In the eyes of many investors, hedge funds are perceived as bloated, outdated financial vehicles of a forgotten age. Although there are In excess of 8,000 hedge funds with their doors open today, this site looks at the upper echelon of this club, around 525 funds. It is widely held that this group has its hands on most of all hedge funds’ total capital, and by tracking their highest performing equity investments, we’ve revealed a few investment strategies that have historically outpaced the broader indices. Our small-cap hedge fund strategy outstripped the S&P 500 index by 18 percentage points per annum for a decade in our back tests, and since we’ve began to sharing our picks with our subscribers at the end of August 2012, we have outpaced the S&P 500 index by 33 percentage points in 11 months (find a sample of our picks).
Just as crucial, positive insider trading sentiment is another way to look at the stock market universe. Just as you’d expect, there are a number of reasons for an upper level exec to get rid of shares of his or her company, but only one, very obvious reason why they would initiate a purchase. Several empirical studies have demonstrated the valuable potential of this method if investors know what to do (learn more here).
Thus, we’re going to examine the latest info for The Medicines Company (NASDAQ:MDCO).
What have hedge funds been doing with The Medicines Company (NASDAQ:MDCO)?
At Q2’s end, a total of 20 of the hedge funds we track held long positions in this stock, a change of 0% from the first quarter. With hedge funds’ positions undergoing their usual ebb and flow, there exists an “upper tier” of notable hedge fund managers who were boosting their holdings substantially.
Out of the hedge funds we follow, Royce & Associates, managed by Chuck Royce, holds the biggest position in The Medicines Company (NASDAQ:MDCO). Royce & Associates has a $124.7 million position in the stock, comprising 0.4% of its 13F portfolio. The second largest stake is held by Arthur B Cohen and Joseph Healey of Healthcor Management LP, with a $51.5 million position; 3.1% of its 13F portfolio is allocated to the stock. Some other peers that are bullish include Sean Cullinan’s Point State Capital, Roberto Mignone’s Bridger Management and Donald Chiboucis’s Columbus Circle Investors.

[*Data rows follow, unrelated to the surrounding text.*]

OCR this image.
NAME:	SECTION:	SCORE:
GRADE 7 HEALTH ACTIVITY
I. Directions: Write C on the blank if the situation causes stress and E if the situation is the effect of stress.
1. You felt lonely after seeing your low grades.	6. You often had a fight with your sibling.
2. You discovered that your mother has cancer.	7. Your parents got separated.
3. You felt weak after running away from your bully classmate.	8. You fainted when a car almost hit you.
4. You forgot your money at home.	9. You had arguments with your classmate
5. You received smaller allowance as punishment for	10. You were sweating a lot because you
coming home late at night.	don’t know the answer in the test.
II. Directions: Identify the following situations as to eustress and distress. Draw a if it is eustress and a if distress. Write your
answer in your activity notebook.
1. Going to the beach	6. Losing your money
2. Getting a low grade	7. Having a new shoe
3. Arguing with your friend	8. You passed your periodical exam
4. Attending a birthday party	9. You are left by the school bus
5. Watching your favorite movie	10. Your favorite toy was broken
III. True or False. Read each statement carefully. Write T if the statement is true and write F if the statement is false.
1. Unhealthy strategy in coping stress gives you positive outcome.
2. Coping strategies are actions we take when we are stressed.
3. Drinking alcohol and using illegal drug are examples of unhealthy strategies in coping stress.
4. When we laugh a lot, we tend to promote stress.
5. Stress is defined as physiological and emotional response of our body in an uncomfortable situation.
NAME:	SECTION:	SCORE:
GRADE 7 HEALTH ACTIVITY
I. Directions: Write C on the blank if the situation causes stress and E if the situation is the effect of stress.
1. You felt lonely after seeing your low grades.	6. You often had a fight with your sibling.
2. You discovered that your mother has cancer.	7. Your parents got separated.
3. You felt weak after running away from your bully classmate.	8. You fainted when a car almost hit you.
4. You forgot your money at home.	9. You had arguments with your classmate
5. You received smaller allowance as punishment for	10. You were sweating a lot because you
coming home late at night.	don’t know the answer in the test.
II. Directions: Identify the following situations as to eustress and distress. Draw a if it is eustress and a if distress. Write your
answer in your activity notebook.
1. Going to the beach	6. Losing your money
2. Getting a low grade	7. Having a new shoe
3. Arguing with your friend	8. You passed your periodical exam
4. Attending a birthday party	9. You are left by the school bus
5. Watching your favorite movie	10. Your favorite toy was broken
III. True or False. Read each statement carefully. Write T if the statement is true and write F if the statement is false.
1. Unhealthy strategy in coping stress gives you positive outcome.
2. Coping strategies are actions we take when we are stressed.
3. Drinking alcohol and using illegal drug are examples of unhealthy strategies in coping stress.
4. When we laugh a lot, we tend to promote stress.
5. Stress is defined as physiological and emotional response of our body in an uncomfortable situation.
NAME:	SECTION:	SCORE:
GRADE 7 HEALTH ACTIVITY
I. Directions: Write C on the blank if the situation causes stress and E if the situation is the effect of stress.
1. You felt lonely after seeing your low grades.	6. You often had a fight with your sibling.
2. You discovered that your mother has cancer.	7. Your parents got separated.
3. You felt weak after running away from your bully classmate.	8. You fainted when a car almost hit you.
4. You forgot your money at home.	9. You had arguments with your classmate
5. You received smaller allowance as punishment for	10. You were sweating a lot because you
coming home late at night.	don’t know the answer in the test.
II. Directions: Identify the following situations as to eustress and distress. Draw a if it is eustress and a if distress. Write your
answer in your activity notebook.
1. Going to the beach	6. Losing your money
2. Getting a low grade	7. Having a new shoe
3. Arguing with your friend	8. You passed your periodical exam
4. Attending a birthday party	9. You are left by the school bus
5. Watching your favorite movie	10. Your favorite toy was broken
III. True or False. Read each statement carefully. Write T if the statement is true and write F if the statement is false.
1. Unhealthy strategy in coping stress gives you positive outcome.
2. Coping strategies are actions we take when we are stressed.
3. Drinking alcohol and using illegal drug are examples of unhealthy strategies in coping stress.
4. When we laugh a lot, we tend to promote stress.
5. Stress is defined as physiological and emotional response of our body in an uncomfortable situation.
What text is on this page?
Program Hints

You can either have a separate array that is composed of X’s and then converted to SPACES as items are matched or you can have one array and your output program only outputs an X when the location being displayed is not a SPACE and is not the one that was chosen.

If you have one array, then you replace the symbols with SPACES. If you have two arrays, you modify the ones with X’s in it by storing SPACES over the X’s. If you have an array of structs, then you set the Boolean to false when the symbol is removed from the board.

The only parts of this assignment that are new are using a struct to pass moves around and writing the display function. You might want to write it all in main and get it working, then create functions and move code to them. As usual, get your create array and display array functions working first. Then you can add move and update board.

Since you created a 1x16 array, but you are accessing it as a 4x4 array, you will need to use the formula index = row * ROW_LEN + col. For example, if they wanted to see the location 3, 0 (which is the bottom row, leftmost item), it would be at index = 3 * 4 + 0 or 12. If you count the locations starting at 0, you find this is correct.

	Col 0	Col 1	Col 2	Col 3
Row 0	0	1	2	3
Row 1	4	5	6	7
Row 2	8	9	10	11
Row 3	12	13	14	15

Since The Medicines Company (NASDAQ:MDCO) has faced a fall in interest from the top-tier hedge fund industry, logic holds that there lies a certain “tier” of funds that decided to sell off their positions entirely at the end of the second quarter. Interestingly, Dmitry Balyasny’s Balyasny Asset Management sold off the largest stake of the 450+ funds we key on, comprising about $15.4 million in call options., and Arthur B Cohen and Joseph Healey of Healthcor Management LP was right behind this move, as the fund cut about $6.7 million worth. These moves are intriguing to say the least, as total hedge fund interest stayed the same (this is a bearish signal in our experience).
Insider trading activity in The Medicines Company (NASDAQ:MDCO)
Bullish insider trading is best served when the company in question has seen transactions within the past 180 days. Over the latest 180-day time frame, The Medicines Company (NASDAQ:MDCO) has seen zero unique insiders buying, and zero insider sales (see the details of insider trades here).
We’ll check out the relationship between both of these indicators in other stocks similar to The Medicines Company (NASDAQ:MDCO). These stocks are United Therapeutics Corporation (NASDAQ:UTHR), Cubist Pharmaceuticals Inc (NASDAQ:CBST), Amarin Corporation plc (ADR) (NASDAQ:AMRN), Taro Pharmaceutical Industries Ltd. (NYSE:TARO), and ISIS Pharmaceuticals, Inc. (NASDAQ:ISIS). This group of stocks belong to the drug manufacturers – other industry and their market caps match MDCO’s market cap.